Nunca hay que dejar el signo de pertenencia a María.

Un joven de Perugia prometió al diablo su alma a condición de que le ayudara en una mala acción que quería cometer; incluso escribió esta promesa y la firmó con su sangre. Después de haber cometido este pecado, el demonio, queriendo que cumpliera su promesa, le llevó a un pozo y le amenazó, si no se tiraba, que sería arrastrado en cuerpo y alma al infierno. El infortunado joven, creyendo que no podía escapar, subió al pozo; pero retenido por el horror a la muerte, dijo a su enemigo que no tenía valor para precipitarse, y que si le exigía que muriera, le empujaría hacia abajo.

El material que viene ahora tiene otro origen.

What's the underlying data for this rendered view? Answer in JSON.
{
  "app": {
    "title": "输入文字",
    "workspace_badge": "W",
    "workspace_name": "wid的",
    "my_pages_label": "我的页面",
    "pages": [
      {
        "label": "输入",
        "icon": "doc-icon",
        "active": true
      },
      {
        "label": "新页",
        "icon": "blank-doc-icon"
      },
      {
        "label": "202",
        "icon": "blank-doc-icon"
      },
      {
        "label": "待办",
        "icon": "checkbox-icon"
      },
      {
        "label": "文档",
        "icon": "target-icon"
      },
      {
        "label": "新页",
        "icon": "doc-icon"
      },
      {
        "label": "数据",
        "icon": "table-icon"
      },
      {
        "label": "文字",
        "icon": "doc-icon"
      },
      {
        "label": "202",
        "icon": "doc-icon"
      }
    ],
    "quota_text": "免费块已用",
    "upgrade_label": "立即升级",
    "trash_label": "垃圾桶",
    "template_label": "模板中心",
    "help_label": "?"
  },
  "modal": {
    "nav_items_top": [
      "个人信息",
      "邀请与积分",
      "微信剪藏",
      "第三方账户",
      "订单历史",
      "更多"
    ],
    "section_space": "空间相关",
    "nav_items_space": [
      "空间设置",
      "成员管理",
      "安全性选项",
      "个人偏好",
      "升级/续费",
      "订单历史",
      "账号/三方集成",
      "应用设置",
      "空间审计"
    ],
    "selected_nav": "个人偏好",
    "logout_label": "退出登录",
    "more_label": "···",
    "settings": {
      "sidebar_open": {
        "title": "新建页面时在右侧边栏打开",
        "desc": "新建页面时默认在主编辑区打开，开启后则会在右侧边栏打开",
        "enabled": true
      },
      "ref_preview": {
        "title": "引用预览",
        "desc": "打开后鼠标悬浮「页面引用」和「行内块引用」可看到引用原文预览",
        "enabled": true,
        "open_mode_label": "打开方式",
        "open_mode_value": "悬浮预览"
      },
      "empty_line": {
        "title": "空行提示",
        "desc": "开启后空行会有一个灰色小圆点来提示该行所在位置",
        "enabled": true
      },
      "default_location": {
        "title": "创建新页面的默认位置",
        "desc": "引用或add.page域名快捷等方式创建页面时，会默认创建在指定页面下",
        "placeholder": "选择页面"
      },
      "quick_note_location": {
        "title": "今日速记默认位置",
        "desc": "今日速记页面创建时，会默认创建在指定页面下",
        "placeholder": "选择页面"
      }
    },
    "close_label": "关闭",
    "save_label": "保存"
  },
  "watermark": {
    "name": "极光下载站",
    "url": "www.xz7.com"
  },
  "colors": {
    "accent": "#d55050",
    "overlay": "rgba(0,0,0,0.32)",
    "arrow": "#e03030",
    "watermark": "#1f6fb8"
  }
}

El joven llevaba un escapulario de Nuestra Señora de los Siete Dolores. «Quítate el escapulario», le dijo el demonio, «y te empujaré». Ante estas palabras, el pobre pecador, comprendiendo que le debía a su escapulario estar todavía bajo la protección de la Madre de Dios, se negó a quitárselo; y después de largos debates, habiéndose retirado el demonio confundido, fue a dar testimonio de su gratitud a su Benefactora, hizo penitencia por sus faltas y quiso consagrar la memoria de su liberación en un cuadro que había colocado en el altar de la Santísima Virgen en la iglesia de Santa María la Nueva de Perugia.